Guido Fink con Tina Cosmai




Guido Fink, Non solo Woody Allen (La tradizione ebraica nel cinema americano), Marsilio Editore, pp.276 Ä24,79

Non solo Woody Allen è un libro che affronta con passione la storia del cinema ebreo americano. L’opera ha una genesi frammentaria, perché è una raccolta di saggi e di articoli che l’autore, Guido Fink, studioso di letteratura angloamericana, di cultura ebraica e di cinema, ha raccolto nel corso degli anni.

“Non ho mai pubblicato le cose così com’erano” afferma Fink “ perché ci ripensavo mentre le passavo al computer e mi dicevo che su certi argomenti non ero più d’accordo, che dovevo modificarli. Il tutto è stato ripensato; ero convinto di aver quasi finito nel 1999 e invece sono andato avanti per ben due anni”.

Eppure, al di là di questa apparente frammentazione, l’anima del libro è profondamente compatta nel coinvolgimento emotivo evidente tra le pagine e le parole scritte, dalle quali emerge un amore forte per il cinema americano. Direi che è un’opera vissuta, con una sua autonomia letteraria, e la scomposizione dà al lettore l’impressione di guardare immagini alla moviola, un film di parole, d’arte, di storia, di cultura, di radici.

E’ corretto parlare di cinema ebraico americano, o equivale ad introdurre una categoria ?

Non era mia intenzione proporre una categoria, definire cosa è o cosa non è il cinema ebraico americano. Si potrebbe dire che è il cinema fatto da autori ebrei ma, nemmeno questo è totalmente esatto, perché vi sono autori ebrei che nella loro professione, nella loro arte, si sono distaccati dalle loro origini.

Potrebbe essere il cinema che tratta di argomenti ebraici, il che è stato fatto anche da persone non ebree e addirittura antisemite, pensiamo ad esempio alla propaganda antiebraica fatta dal cinema nazista tedesco. In America, prima della seconda guerra mondiale e fino agli anni ’40-’50, moltissimi registi erano ebrei “per caso”, il loro lavoro non si distingueva granchè da quello dei colleghi protestanti o cattolici.

Quindi se si cercano risposte precise è meglio che non si legga questo mio libro; io ho cercato di parlare di alcune tematiche e problematiche della cultura e tradizione ebraica che si trovano nel cinema americano.

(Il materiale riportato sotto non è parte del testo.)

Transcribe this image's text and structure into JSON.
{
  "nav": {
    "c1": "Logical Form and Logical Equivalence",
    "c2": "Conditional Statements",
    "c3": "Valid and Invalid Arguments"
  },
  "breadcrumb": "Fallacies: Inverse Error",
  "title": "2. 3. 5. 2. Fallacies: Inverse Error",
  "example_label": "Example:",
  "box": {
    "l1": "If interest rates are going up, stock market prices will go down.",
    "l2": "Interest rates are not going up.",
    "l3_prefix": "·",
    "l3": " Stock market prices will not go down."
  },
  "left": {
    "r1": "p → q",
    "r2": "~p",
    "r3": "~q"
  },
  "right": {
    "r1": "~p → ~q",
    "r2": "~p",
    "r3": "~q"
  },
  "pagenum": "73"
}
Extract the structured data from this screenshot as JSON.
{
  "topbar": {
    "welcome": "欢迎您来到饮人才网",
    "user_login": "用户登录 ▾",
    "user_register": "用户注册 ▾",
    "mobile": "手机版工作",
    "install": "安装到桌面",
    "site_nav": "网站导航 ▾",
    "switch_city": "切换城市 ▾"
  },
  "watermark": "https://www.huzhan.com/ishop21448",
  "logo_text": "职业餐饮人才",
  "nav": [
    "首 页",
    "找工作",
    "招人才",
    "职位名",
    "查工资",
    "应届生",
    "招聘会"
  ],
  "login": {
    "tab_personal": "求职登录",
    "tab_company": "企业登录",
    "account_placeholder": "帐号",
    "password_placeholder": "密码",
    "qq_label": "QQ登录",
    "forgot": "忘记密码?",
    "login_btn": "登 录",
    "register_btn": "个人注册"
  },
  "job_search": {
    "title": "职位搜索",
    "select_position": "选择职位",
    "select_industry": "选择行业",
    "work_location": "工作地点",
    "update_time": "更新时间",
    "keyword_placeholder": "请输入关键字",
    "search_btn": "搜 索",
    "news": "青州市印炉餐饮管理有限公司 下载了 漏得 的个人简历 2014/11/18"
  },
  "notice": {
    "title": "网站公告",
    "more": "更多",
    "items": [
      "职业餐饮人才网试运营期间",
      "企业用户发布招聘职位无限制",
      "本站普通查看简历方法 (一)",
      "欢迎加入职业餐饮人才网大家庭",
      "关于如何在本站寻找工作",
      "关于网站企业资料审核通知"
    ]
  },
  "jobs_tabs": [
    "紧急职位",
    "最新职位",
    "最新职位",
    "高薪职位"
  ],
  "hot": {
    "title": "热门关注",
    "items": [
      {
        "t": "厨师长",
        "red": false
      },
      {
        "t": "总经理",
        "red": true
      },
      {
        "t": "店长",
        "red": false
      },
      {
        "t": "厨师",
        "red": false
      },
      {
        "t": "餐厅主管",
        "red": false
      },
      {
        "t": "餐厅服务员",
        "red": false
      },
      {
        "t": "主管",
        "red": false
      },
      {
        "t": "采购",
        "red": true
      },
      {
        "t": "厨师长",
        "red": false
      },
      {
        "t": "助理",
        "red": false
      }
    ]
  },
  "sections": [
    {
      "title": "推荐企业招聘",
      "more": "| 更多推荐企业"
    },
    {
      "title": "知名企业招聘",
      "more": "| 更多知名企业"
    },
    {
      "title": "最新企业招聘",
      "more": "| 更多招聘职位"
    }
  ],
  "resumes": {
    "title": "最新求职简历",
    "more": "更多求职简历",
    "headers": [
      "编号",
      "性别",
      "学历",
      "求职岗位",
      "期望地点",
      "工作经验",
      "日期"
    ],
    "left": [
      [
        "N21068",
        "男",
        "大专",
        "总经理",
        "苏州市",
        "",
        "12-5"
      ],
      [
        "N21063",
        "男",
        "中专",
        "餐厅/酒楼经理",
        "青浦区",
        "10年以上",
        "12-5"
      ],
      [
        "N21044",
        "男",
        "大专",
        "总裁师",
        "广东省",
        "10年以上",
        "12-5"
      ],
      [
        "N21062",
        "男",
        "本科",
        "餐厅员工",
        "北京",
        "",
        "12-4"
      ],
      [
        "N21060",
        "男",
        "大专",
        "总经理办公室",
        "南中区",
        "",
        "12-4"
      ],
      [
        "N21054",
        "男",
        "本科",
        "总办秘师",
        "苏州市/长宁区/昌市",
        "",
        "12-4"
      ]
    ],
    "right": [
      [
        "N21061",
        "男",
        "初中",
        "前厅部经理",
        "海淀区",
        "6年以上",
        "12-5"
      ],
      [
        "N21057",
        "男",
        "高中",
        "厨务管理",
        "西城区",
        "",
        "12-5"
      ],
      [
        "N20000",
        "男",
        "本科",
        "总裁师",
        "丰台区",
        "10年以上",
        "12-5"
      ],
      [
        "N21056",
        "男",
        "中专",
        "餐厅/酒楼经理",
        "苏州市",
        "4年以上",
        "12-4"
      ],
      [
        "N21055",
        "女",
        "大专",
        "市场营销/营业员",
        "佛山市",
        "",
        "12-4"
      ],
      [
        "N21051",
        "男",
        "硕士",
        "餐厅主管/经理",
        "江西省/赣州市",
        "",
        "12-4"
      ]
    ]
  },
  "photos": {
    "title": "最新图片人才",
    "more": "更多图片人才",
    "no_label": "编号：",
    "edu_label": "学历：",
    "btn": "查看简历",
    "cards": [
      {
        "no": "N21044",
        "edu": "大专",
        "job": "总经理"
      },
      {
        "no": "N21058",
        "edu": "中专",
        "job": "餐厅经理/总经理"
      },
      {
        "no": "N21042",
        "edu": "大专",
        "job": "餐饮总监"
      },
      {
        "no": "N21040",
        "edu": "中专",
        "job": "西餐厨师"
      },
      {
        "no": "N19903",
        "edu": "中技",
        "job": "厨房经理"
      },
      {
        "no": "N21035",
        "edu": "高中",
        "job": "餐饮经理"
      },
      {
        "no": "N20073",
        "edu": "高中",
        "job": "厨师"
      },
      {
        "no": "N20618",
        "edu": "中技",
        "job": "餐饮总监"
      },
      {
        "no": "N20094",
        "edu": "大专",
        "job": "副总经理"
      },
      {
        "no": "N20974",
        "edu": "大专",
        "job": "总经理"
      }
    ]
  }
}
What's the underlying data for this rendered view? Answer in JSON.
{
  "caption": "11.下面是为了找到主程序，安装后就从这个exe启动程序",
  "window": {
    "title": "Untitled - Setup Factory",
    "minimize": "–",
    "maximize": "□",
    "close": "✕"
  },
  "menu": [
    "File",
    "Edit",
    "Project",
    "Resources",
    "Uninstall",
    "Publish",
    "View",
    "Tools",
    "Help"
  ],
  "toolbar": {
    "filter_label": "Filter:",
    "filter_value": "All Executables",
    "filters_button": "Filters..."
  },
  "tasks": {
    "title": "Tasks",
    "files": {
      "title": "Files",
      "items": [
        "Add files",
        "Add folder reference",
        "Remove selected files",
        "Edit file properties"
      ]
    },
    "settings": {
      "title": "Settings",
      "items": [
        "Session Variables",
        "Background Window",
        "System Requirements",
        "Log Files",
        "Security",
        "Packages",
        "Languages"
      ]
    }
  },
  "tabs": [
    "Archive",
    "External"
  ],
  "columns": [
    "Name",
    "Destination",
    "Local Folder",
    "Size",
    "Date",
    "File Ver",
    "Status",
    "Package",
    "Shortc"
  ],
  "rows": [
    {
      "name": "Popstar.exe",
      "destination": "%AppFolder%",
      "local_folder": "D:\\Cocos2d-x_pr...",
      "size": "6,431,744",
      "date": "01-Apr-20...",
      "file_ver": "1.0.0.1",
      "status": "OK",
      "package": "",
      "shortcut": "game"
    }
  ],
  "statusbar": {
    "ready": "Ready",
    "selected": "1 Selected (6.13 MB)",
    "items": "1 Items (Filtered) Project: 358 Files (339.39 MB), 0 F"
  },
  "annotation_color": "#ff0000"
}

La verità è che si tratta di un libro molto sfumato dove mancano risposte precise.

Allora cosa c’è di ebraico nel cinema americano ?

Ci sono certi film di registi come Billy Wilder o Ernst Lubitsch, che non espongono tematiche ebraiche però, hanno un’ottica, un’impostazione che si lega all’ebraismo: quell’ironia di fondo, quella tendenza alla mescolanza, all’osmosi con la tradizione americana. E ciò accade anche nella letteratura.

Nell’anteguerra moltissimi ebrei hanno lavorato nell’industria cinematografica americana, però il cinema non affrontava, forse per imbarazzo, le dolorose tematiche ebraiche. Gli ebrei in fondo dovevano assimilarsi, diventare americani, non ostentare la loro differenza. Eppure credo che proprio nel periodo dell’anteguerra ci siano stati molti film cripto-ebraici.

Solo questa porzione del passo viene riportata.